There are hundreds of athletes in the NFL who, like every player in pro football, have spent their entire lives physically training to become the best at what they do and, despite spending every waking second keeping their bodies in perfect shape…
I am, of course, talking about the many cheerleaders who represent NFL teams across the country (except for the Bears, Packers, Lions, Browns, Steelers and Giants, who don’t have cheerleaders).
Yes, cheerleading and football have many differences, but the fact remains: to do either in the NFL, you need to be an amazing athlete who’s worked extremely hard to get where you are.
Yet one set of athletes here — the men playing football — make millions of dollars, while the other set — cheerleaders — sometimes don’t even make enough to live.
When cheerleaders have to literally sue their NFL team just to earn livable wages, the message becomes clear:
Women are worth less than men.
I’m not naive. I understand that the individuals who win games and draw eyeballs will always be paid more. But the extraordinary pay disparity between these two sets of top-tier athletes is astounding.
Admittedly, the NFL probably doesn’t spend its time devising supervillainesque plans to keep women down. It’s their apathy about women, when it comes to both their attitude toward domestic violence and fair wages, that sends the message, “We just don’t give a crap about almost half our audience.”
That’s a pretty terrible message to send in a country where, according to the National Coalition Against Domestic Violence, “42.4 million women experience rape, physical violence and/or stalking by an intimate partner in their lifetime.”
One in three women have experienced physical violence by a partner, and the NFL doesn’t care. Why would they? It doesn’t hurt their stream of money.
In only finding the time to respond to issues of domestic abuse when its arm is twisted behind its back (or when TMZ’s video of a football player punching his soon-to-be wife goes viral), the NFL is setting a sad standard — domestic abuse only matters when their reputation and revenue streams are on the line.
Because if the NFL did care about women, it would be actively fighting against domestic abuse even when it’s not in the news cycle.
Currently, the NFL, a nonprofit with a boss who made $44.2 million last year, does little in the way of charity work for women (or, one could argue, does little in the way of charity work).

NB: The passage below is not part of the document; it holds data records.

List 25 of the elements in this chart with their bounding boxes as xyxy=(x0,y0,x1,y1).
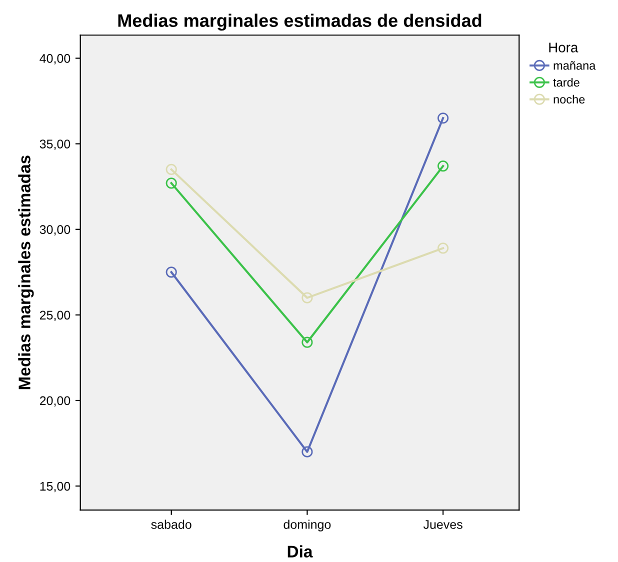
y-tick-label: 15,00 xyxy=(40,482,70,492)
legend-label: mañana xyxy=(554,61,596,70)
x-tick-label: domingo xyxy=(284,520,331,532)
point xyxy=(166,178,177,189)
point xyxy=(302,336,313,348)
point xyxy=(437,112,449,124)
legend-title: Hora xyxy=(549,42,578,52)
y-tick-label: 20,00 xyxy=(40,396,70,407)
legend-label: noche xyxy=(554,94,585,104)
x-tick-label: sabado xyxy=(151,520,192,529)
y-tick-label: 35,00 xyxy=(40,140,70,150)
chart-title: Medias marginales estimadas de densidad xyxy=(118,14,482,31)
y-axis-title: Medias marginales estimadas xyxy=(18,156,34,390)
point xyxy=(302,446,313,458)
point xyxy=(166,164,177,176)
point xyxy=(302,292,313,304)
x-axis-title: Dia xyxy=(288,545,313,558)
x-tick-label: Jueves xyxy=(423,520,462,529)
y-tick-label: 30,00 xyxy=(40,225,70,236)
point xyxy=(166,266,177,278)
legend-label: tarde xyxy=(553,78,580,87)
y-tick-label: 25,00 xyxy=(40,310,70,322)
y-tick-label: 40,00 xyxy=(40,54,70,64)
point xyxy=(437,160,449,172)
point xyxy=(437,242,449,254)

There’s the pink campaign, but that has been scrutinized intensely the last few years, as claims that only 8 percent of sales of NFL pink merchandise go to cancer research.
So what — besides doing everything they can to ignore domestic violence — does the NFL do for women?
And to be clear, whether they ignore it or not, the NFL has a domestic violence problem.
Here are just a handful of NFL players who have been accused of or committed abuse against women in recent years:
Chris Cook, Chris Terry, Ray Rice, Greg Hardy, Ray McDonald, Ben Roethlisberger, Darrell Russell, Darren Sharper, A.J. Jefferson, Fred Davis, Daryl Washington, Ahmad Brooks, Jovan Belcher and of Chicago’s very own Brandon Marshall.
Can the NFL control what players do behind closed doors? Can they control what their viewers do behind closed doors?
No, but they could at least send the message to both their players and their viewers that women matter. No, not just when it comes to ratings, but when it comes to fair wages and domestic abuse, too. Because whether they admit it or not, domestic abuse is a problem in the NFL and across America even when it’s not making huge headlines.
So NFL, pay your your athletes well, even the cheerleaders. Educate your viewers on domestic violence, both in the context of the NFL and the country as a whole.
Prove that you think women have a worth, even when it’s not a news story, and your players and viewers might start to believe you.